Release Date: February 03, 2015
DOE-Sponsored Project Tests Novel Method to Increase Oil Recovery
Successful laboratory tests at the Energy Department’s National Energy Technology Laboratory (NETL) have verified that the use of a brine-soluble ionic surfactant could improve the efficiency of carbon dioxide enhanced oil recovery (CO2-EOR).
Surfactants stabilize the formation of foams composed of high-pressure CO2 bubbles separated by thin films of surfactant-stabilized brine. The tiny foam bubbles allow the CO2 to function as an extremely thick fluid which an operator can use to effectively clog high-permeability, oil-depleted "thief" zones, in which fluids could be lost. Carbon dioxide injected after a foam is established will tend to flow into the oil-rich low-permeability layers, thereby increasing incremental oil production, decreasing CO2 used, and reducing associated recycling and re-compression costs.

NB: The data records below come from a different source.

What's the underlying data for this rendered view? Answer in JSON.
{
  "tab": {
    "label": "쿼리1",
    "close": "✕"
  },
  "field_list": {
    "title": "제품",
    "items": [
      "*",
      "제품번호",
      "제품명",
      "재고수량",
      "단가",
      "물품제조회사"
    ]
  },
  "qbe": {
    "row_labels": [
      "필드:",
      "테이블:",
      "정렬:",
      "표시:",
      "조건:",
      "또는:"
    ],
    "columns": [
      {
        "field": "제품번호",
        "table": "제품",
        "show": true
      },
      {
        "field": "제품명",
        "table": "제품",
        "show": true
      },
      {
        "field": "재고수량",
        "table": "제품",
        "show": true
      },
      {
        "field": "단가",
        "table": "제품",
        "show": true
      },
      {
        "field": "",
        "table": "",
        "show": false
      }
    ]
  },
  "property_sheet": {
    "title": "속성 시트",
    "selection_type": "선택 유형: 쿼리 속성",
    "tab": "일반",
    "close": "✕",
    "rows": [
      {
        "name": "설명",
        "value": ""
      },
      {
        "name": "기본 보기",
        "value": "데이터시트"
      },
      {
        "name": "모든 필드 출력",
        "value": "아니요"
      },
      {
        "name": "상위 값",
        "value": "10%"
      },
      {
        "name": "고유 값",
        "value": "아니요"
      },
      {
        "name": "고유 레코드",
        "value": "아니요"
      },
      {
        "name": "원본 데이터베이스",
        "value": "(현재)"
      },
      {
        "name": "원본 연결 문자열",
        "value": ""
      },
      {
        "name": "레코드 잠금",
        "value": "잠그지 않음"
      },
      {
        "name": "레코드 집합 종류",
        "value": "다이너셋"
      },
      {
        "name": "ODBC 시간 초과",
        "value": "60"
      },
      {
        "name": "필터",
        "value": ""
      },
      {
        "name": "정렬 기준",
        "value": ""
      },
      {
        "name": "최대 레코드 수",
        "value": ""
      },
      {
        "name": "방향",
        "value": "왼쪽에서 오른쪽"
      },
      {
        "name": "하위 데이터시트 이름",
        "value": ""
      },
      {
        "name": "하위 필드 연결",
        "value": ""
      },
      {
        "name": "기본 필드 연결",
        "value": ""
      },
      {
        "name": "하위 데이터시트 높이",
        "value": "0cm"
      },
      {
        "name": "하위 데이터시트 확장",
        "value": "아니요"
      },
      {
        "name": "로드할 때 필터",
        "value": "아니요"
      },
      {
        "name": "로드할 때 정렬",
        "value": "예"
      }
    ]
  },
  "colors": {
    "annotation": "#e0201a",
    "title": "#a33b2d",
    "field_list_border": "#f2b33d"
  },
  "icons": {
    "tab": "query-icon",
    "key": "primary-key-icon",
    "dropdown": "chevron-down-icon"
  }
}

The testing paves the way for the first field test in which a surfactant will be dissolved in both the brine and CO2 phase of a new EOR effort. This new process supports technologies being developed by the Office of Fossil Energy’s Natural Gas and Oil Program to increase oil recovery beyond current state-of-the-art techniques.
CO2-EOR facilitates the extraction of oil from reserves that would otherwise be too difficult or costly to retrieve. NETL’s research focuses on a process in which a commercial surfactant is dissolved in high-salinity brine. Researchers are also focusing on a novel process in which a surfactant is dissolved in the brine and a different surfactant is dissolved in the CO2.
High-pressure CO2 has been used for decades to enhance the recovery of oil, but historical data shows that various components may impede sweep efficiency, the effectiveness of an EOR process based on the volume of the reservoir contacted by the injected fluid. Poor sweep efficiency may be caused by the difference in how easily CO2 moves through the reservoir compared to the thickness of the oil. Another factor is poor conformance control—a lack of uniformity in the distribution of injected CO2—resulting from CO2 flowing through highly permeable thief zones that contain little recoverable oil.
NETL researchers took a rock core sample that was representative of a typical reservoir and used an apparatus that pushes fluid through the rock to conduct mobility testing for conformance control. The core sample contained various layers consisting of different degrees of permeability, including the high-permeability thief zones. When using an 80 percent quality foam (meaning that 80 volume percent of the foam is gas), a significant drop in pressure was observed, indicating that the CO2 foam was much thicker than pure CO2. In addition, CT imaging of simulated CO2-EOR experiments in Berea sandstone cores illustrated that injected CO2 preferentially flowed through high-permeability bedding planes in the absence of surfactant-in-brine foam. When the tests were repeated with diluted brine containing the surfactant, distinct plug-like flow was observed, signaling foam formation and the inhibition of preferential flow of CO2 into thief zones.
Prior to NETL’s laboratory testing, nearly all field tests involved foams that use surfactants dissolved only in the brine phase; however, NETL’s positive test results on the brine-soluble surfactant are expanding the applications. A CO2-EOR operator recently initiated a single-well pilot test that involves the injection of surfactant dissolved in brine alternating with pure CO2, followed by the continuous injection of CO2. Success in this pilot test will lead to the first field test in which surfactant would be dissolved in both the brine and the CO2 phase of an alternating brine-CO2 gas process. This first-of-its kind test will help prove the merit of this novel EOR approach.